Intellectual Property (Or Not)? Who Really Owns Your Console Show File?

JY: Bingo! The issue starts right there. I’m not saying there are many managers (TMs, PMs, band management) that believe you can just throw a less-seasoned engineer on a console that’s been spun up by a more seasoned person and they’ll be brilliant in the seat. Less-skilled engineers may even be able to keep their heads above water for quite a while, especially if they have a great system tech tuning the PA every day, but eventually the house of cards will collapse. I’ve seen it at front of house and even more often at the monitor position, especially in the glory days of wedge mixing.

It’s the faulty notion that a salary can be cut in half and the qualified mix engineer replaced with someone who’s not that great simply by using the predecessor’s show file. If it’s a personality problem or the artist has just lost faith in the engineer, that’s one thing, but a new person in the seat should start with a fresh slate and some rehearsal time (even if it’s just a long sound check), and from there, sink or swim on their own.
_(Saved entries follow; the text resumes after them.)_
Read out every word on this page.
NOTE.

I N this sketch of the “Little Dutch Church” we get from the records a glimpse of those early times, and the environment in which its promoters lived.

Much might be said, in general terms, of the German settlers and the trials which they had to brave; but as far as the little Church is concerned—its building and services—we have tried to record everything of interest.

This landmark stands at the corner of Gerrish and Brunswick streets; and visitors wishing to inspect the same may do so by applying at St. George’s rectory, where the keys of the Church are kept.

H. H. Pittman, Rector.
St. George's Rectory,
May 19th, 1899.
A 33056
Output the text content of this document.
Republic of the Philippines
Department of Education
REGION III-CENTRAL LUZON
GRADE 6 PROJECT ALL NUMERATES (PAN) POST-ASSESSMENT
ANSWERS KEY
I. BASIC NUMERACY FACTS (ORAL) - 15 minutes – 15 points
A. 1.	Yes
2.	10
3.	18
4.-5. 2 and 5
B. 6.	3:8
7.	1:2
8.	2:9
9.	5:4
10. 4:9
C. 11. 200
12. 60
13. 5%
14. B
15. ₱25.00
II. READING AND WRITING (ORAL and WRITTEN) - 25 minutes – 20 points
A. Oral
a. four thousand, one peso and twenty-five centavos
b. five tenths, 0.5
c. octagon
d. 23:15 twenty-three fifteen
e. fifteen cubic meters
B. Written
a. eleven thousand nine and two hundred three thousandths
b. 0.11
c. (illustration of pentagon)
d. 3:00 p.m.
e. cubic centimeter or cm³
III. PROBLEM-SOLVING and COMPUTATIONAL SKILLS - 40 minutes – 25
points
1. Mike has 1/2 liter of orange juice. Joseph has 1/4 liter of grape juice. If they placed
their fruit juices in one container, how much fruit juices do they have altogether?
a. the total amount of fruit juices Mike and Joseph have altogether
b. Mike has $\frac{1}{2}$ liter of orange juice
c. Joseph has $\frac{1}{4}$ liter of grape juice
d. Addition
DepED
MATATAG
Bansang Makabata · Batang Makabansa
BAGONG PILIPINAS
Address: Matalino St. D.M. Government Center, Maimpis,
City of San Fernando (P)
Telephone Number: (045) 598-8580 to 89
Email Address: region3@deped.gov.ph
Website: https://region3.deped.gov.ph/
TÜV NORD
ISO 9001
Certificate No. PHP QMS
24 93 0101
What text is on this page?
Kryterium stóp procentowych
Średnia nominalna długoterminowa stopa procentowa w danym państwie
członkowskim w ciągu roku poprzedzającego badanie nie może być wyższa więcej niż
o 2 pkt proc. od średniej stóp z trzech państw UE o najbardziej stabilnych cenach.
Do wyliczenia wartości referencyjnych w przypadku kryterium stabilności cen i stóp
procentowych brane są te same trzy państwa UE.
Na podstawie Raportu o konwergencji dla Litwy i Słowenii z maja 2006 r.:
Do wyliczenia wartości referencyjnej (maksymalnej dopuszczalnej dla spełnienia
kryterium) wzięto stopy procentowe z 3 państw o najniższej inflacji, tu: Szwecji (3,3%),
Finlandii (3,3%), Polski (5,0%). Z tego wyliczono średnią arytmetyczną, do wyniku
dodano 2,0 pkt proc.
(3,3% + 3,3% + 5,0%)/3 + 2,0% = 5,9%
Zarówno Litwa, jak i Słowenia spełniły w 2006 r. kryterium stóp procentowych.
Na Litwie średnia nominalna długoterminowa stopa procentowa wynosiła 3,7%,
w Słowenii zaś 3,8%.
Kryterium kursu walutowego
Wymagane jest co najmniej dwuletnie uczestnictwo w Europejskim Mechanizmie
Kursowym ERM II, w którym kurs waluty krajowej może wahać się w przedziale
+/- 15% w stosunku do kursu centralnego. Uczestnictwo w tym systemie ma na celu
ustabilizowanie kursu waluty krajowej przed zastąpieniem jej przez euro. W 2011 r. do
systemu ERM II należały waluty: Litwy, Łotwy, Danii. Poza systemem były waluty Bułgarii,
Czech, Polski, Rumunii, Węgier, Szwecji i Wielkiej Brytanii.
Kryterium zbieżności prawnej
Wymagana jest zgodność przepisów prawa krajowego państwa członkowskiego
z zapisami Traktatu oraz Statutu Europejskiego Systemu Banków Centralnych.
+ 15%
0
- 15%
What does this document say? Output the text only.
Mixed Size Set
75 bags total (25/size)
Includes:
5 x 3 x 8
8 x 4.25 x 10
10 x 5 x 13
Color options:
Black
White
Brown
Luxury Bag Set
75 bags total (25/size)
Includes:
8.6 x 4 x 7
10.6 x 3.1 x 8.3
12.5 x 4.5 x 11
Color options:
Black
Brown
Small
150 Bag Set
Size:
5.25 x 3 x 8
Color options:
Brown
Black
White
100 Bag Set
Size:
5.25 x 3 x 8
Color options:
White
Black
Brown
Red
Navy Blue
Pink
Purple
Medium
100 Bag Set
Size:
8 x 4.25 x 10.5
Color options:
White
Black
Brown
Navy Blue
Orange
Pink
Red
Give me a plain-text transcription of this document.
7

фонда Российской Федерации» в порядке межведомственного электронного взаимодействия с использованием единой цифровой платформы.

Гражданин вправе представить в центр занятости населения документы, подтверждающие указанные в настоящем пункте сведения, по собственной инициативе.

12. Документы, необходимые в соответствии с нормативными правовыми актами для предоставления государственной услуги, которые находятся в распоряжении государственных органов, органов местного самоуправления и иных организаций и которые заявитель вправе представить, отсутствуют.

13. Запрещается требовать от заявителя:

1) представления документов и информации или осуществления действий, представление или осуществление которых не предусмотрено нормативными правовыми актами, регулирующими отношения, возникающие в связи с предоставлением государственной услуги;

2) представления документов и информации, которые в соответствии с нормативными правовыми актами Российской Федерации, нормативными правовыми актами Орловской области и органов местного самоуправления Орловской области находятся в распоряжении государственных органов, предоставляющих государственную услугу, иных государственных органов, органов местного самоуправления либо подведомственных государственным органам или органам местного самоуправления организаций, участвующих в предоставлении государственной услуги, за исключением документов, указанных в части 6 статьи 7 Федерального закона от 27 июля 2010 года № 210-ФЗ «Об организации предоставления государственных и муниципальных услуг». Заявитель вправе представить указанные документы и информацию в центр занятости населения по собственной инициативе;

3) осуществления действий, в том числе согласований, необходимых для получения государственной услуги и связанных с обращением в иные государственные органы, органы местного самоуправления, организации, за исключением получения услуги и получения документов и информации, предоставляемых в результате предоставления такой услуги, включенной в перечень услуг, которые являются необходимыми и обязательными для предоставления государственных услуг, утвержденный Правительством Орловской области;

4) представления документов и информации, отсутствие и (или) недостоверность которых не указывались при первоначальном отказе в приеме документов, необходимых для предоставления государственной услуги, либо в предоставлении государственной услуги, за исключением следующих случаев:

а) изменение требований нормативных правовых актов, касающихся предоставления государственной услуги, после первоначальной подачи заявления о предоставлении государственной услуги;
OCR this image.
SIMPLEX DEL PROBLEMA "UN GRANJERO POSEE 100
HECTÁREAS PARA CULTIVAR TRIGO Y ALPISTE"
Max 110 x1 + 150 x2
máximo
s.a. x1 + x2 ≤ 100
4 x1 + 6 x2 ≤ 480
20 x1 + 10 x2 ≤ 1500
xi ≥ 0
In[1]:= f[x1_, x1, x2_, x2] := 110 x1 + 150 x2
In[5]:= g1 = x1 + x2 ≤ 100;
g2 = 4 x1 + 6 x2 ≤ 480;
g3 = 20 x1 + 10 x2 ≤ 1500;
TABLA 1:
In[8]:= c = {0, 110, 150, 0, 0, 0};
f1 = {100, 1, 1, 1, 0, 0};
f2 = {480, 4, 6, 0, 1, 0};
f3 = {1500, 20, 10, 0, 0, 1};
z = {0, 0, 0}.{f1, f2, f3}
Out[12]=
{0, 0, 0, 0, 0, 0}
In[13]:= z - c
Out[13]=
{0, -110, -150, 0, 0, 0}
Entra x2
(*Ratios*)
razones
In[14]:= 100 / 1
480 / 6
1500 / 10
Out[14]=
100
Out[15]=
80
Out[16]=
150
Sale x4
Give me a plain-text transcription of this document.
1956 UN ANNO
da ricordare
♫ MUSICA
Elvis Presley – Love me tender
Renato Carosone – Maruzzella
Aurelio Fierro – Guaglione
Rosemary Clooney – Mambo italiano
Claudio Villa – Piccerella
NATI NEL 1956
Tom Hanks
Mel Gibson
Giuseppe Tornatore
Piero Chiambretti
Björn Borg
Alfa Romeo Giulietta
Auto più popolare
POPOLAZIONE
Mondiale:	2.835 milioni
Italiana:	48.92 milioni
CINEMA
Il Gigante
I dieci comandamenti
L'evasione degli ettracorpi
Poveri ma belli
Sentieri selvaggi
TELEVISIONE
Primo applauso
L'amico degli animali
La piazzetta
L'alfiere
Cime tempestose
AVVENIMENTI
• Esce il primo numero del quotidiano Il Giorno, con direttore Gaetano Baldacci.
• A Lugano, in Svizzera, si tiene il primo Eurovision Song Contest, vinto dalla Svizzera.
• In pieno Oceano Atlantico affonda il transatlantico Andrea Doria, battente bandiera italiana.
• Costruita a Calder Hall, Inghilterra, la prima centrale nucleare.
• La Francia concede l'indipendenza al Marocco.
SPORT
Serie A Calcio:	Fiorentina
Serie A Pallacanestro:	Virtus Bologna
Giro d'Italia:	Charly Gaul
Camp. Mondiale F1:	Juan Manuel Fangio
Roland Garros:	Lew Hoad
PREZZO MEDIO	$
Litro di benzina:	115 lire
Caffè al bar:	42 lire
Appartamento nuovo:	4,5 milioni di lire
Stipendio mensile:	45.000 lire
I’ve taken over mixing FOH (and monitors as well) from someone else a handful of times. Each time, I tried to get my hands on a multitrack show recording, then found the console I’d be working with in my local market and spent hours with headphones on until I built my best mix. You won’t find many top engineers who would step into a new role as a replacement engineer and use the previous person’s file. As we like to jokingly say, “Why would I do that…they got rid of that person!”

It’s different if you’re just filling in for someone. Completely different. You want the transition to be seamless and invisible, so I’d happily start with what the person left me with.

ML: When I first started thinking about this, I thought of the example of an artist who creates work while under contract for a major animation company – a lot of those companies own your creative output while you’re under contract with them. And I was thinking that might apply here.
However, after further consideration, that’s not the same situation, and not just because in the animator’s case, that’s an explicit contract clause: The animator is hired to provide a product. We (sound engineers) are hired to provide a service. It was considering this from the point of view of a system tech that clarified it for me: would it make sense for a tour to demand Smaart traces? I would say no.

The system tech’s job is to use his/her knowledge to come up with that data and implement it. So they’re not paid to provide Smaart data, they’re paid to provide a tuned PA. In this context, the files needed to get there are part of the internal process of the engineer and not the result itself. And I think you could successfully argue the same thing for mix engineers – you’re not hired to create a show file (a product), you’re hired to mix (a service). I think that’s a fair line of reasoning.

JY: This is indeed an interesting conversation. What legal precedent exactly says about this, I’m interested to hear, but know as an engineer who creates a musical sounding mix out of fader and knob parameter adjustments on a console, I feel pretty strongly that the show file and the “intellectual property” that can be copied to a USB stick is mine to keep, give away or share.

In the spirit of cooperative business practices, the “ownership” of this data should be looked at on a situational basis. For example, if I’ve asked a colleague to step in and fill in at FOH for a few shows because of a conflict in scheduling or a family emergency, I always offer to give them a copy of my show file. This helps to smooth the transition and helps ensure that the next show is as seamless as possible, and the artist feels the least amount of effect from my absence.